Palantir Technologies (PLTR) has been confusing investors.
The company broke off a strong set of results in late August. It then continued to push the results even higher and formed a bullish pattern. However, as soon as PLTR stock seemed to be ready to push further, it stalled.
The multiple rallies PLTR stock has seen in September have been met with yet more selling pressure. This is a company that’s come down dramatically from its peak earlier this year. Since trading as high as $45 per share, shares of PLTR stock have approximately halved at the time of writing.
This downside pressure on the Peter Thiel company has confounded many investors. After all, this is a relatively high-growth stock with a business model centered on generating government contracts. Such a company ought to be viewed positively by long-term investors.
That said, the company’s fundamentals and valuation have provided some investors with pause. I remain neutral on this stock right now. (See Analysts’ Top Stocks on TipRanks)
More Than Just a Meme Stock
Factually, parabolic runs cannot last forever. Trees don’t grow to the sky. Indeed, at some point, every meme stock will fall to its true fundamental value — such is the purpose of efficient markets.
While we debate whether a permanent dislocation to the efficient market hypothesis is possible or not, PLTR stock appears to be a stark example of the market re-rating a company on the basis of its fundamentals.
Indeed, Palantir’s revenue growth is quite notable. The company booked total revenue of $376 million this past quarter. This represented a year-over-year increase of approximately 49%. Additionally, the company added 20 new customers in the second quarter, providing 13% growth on this front.
However, on the bottom line, things aren’t looking so pretty for Palantir. This company has continued to churn losses each and every quarter, making some fundamentals-oriented investors concerned.

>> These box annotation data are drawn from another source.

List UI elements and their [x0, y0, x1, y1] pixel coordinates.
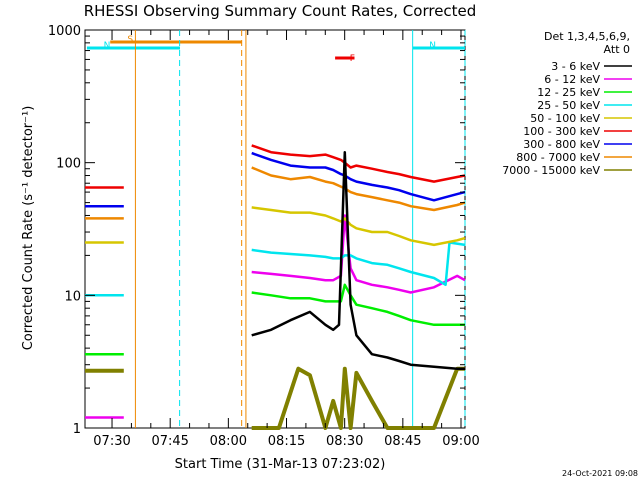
- x-tick-label-0: 07:30: [93, 434, 130, 449]
- plot-frame: [84, 29, 466, 429]
- legend-label-2: 12 - 25 keV: [537, 86, 600, 99]
- series-line-5-seg-1: [251, 144, 466, 183]
- flag-label-1: N: [104, 41, 111, 51]
- y-tick-label-3: 1000: [48, 24, 81, 39]
- legend-header-0: Det 1,3,4,5,6,9,: [544, 30, 630, 43]
- series-line-0-seg-0: [251, 150, 465, 370]
- flag-label-2: N: [429, 41, 436, 51]
- y-tick-label-2: 100: [56, 157, 81, 172]
- series-line-7-seg-1: [251, 166, 466, 212]
- series-line-6-seg-1: [251, 151, 466, 202]
- footer-timestamp: 24-Oct-2021 09:08: [562, 469, 638, 478]
- legend-label-7: 800 - 7000 keV: [516, 151, 600, 164]
- x-tick-label-2: 08:00: [210, 434, 247, 449]
- chart-title: RHESSI Observing Summary Count Rates, Co…: [84, 2, 477, 20]
- legend-label-5: 100 - 300 keV: [523, 125, 600, 138]
- x-tick-label-6: 09:00: [442, 434, 479, 449]
- x-axis-label: Start Time (31-Mar-13 07:23:02): [175, 457, 386, 472]
- x-tick-label-4: 08:30: [326, 434, 363, 449]
- y-axis-label: Corrected Count Rate (s⁻¹ detector⁻¹): [21, 106, 36, 351]
- legend-label-0: 3 - 6 keV: [551, 60, 600, 73]
- legend-label-3: 25 - 50 keV: [537, 99, 600, 112]
- legend-label-8: 7000 - 15000 keV: [502, 164, 600, 177]
- legend-label-6: 300 - 800 keV: [523, 138, 600, 151]
- x-tick-label-1: 07:45: [151, 434, 188, 449]
- legend-label-1: 6 - 12 keV: [544, 73, 600, 86]
- flag-label-0: S: [127, 35, 133, 45]
- x-tick-label-3: 08:15: [268, 434, 305, 449]
- plot-area: SNNF110100100007:3007:4508:0008:1508:300…: [48, 24, 480, 449]
- legend-label-4: 50 - 100 keV: [530, 112, 600, 125]
- legend-header-1: Att 0: [604, 43, 630, 56]
- series-line-4-seg-1: [251, 206, 466, 247]
- y-tick-label-1: 10: [64, 289, 81, 304]
- series-line-2-seg-1: [251, 283, 465, 327]
- y-tick-label-0: 1: [73, 422, 81, 437]
- series-line-1-seg-1: [251, 214, 466, 294]
- series-line-8-seg-1: [251, 366, 465, 430]
- x-tick-label-5: 08:45: [384, 434, 421, 449]
- series-line-3-seg-1: [251, 241, 466, 287]
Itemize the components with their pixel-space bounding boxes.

Amplifying Negative Narratives
Certain positive storylines about the company, like its assistance to intelligence agencies and policing groups, reinforcing counter-terrorism, etc., can quickly swing the media’s focus on negative narratives.
Currently, there’s some level of negative sentiment surrounding Palantir’s information gatherings from private citizens. In addition, some concern has built up around the company’s lawsuit against the U.S. Army for its attempt to create replacement software.
As a result, negative sentiment around PLTR stock has begun to outweigh any near-term social media-generated sentiment on this stock.
Whether this can continue remains to be seen. However, it appears PLTR stock is one highly dependent on social media sentiment right now. This is a factor that’s likely to contribute to more volatility, rather than less, on the horizon.
Wall Street’s Take
As per TipRanks’ analyst rating consensus, PLTR is a moderate sell. Out of six analyst ratings, there is one Buy recommendation, two Hold recommendations, and three Sell recommendations.
The average Palantir price target is $24.20. Analyst price targets range from a high of $31 per share, to a low of $18 per share.
Palantir’s stock remains expensive, from a fundamentals standpoint. This is a company that continues to bleed cash, and has a business model that, while enticing, hasn’t yet proven to be profitable.
However, the company’s top-line growth numbers are attractive. This is a stock that many believe can grow into its valuation.
Disclosure: At the time of publication, Chris MacDonald did not have a position in any of the securities mentioned in this article.